Tax paid by the PIE Fund on behalf of individual investors is a final tax. This means that there is no requirement for the individual to include this income in their own tax return unless the individual has incorrectly advised the manager of a PIR lower than the rate the individual is entitled to. The highest tax rate applicable to investors investing in a PIE fund is 28%.

Investing via a PIE can extend the amount of income that a lower tax rate is applied to.

For example, individuals who earned under $14,000 of taxable income (i.e total income less PIE income) and less than $48,000 total income in either of the last two years can elect a PIR of 10.5%. Income between $14,000 and $48,000 would be subject to income tax at 17.5% if it was not received from a PIE fund.

Individuals who earned under $48,000 of taxable income (i.e excluding PIE income) and less than $70,000 total income in either of the last two years can elect a PIR of 17.5%. Income between $48,000 and $70,000 would be subject to income tax at 30% if it was not received from a PIE fund.

The Individuals tax rate for an investment in a PIE is based on either of the previous two years income.

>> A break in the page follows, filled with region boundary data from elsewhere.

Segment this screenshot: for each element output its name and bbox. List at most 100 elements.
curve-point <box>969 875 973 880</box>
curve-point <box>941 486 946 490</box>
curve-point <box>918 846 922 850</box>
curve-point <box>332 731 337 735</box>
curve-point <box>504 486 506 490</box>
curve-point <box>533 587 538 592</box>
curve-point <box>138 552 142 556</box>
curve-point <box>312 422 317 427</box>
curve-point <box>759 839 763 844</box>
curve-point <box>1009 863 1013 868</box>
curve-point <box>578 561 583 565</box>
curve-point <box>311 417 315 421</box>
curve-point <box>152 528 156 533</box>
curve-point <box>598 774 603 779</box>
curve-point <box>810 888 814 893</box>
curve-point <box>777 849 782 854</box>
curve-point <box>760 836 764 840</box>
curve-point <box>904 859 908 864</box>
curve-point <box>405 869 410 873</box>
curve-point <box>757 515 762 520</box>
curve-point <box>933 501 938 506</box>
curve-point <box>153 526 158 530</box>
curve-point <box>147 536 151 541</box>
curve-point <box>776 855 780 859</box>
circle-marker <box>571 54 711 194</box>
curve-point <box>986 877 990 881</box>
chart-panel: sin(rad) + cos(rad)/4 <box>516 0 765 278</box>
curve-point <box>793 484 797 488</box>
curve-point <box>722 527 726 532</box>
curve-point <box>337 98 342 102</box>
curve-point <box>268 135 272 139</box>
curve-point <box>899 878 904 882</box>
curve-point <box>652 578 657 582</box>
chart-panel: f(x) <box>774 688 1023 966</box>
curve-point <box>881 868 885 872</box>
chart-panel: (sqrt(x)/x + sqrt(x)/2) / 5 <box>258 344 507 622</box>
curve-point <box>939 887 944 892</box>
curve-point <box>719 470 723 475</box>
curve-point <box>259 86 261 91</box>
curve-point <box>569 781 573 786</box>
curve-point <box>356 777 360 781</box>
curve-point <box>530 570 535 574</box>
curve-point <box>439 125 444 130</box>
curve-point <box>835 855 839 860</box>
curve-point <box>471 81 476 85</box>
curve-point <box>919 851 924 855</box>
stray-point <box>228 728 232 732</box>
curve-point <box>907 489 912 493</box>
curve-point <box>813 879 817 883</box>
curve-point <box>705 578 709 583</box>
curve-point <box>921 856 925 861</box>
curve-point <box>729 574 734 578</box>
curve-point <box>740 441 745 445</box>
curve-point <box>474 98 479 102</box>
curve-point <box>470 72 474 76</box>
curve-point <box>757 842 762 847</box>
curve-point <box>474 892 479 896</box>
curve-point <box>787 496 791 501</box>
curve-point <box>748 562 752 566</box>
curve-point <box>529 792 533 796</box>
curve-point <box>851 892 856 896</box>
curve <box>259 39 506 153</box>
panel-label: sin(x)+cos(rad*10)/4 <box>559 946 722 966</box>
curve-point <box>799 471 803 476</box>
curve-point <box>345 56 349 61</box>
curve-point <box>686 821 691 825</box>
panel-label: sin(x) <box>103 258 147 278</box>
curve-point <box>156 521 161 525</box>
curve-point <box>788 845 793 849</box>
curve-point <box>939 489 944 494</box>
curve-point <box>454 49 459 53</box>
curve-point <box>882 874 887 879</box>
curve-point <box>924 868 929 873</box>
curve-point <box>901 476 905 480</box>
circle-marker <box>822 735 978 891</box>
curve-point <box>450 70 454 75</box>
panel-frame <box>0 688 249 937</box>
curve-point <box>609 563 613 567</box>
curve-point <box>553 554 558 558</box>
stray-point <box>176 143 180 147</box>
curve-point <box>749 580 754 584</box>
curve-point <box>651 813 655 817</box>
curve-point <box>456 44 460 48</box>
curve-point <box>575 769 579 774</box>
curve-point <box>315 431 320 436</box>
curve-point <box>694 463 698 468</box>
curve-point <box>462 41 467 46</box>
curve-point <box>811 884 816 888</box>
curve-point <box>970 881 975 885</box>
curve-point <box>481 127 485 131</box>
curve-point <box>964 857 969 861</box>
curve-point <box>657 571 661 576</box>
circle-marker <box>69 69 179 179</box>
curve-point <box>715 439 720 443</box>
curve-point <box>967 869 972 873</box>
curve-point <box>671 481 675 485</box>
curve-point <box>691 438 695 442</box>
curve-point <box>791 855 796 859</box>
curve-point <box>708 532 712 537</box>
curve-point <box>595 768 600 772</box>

An individual's PIR is determined based on their previous two years income.

If an individual's income is increasing, they may be entitled to a 10.5% or 17.5% PIR rate even though their current year's income is above the threshold for those PIR rates. An individual's PIR rate is based on either of the last two income tax years. This provides an opportunity for investors with increasing or fluctuating income to pay less tax. If an investor is able to elect a PIR rate of 10.5% or 17.5% based on the last two years income, then PIE tax paid will be a final tax in the current year even though the current year's income may be greater than the income thresholds. i.e PIE income may be subject to PIE tax at 10.5% or 17.5% when the same income if earned from a non PIE investment would be subject to tax at 30% or 33%.

Tax paid by the PIE fund is a final tax

This means that there is no requirement for individuals to include PIE income in their own tax return unless they have selected an incorrect tax rate.

Caution: PIE Tax is NOT refundable

Unlike Resident Withholding Tax where any tax overpaid is refunded when a tax return is filed, PIE tax deducted at 28% is a final tax and is not refundable. If an investor's correct PIR is 10.5% or 17.5% and they do not advise the investment fund, PIE Tax will be deducted at 28%. An individual investor will therefore end up over paying tax and not being able to claim this back on a tax return.

In addition, PIE Tax is taxed at a flat rate rather than a progressive rate, such as income tax rates. This means that all PIE income should be taxed at the elected PIR rate, ie. 0%, 10.5% or 17.5% or 28%. Therefore, you should consider your circumstances carefully when selecting the correct and most effective PIR for you.

Disclaimer

First Mortgage Trust is not a Tax Adviser. The benefits of PIE will depend on each investor's personal circumstances. This information is of a general nature and we strongly recommend that you talk to your tax advisor to determine if investing in First Mortgage PIE Trust is right for you.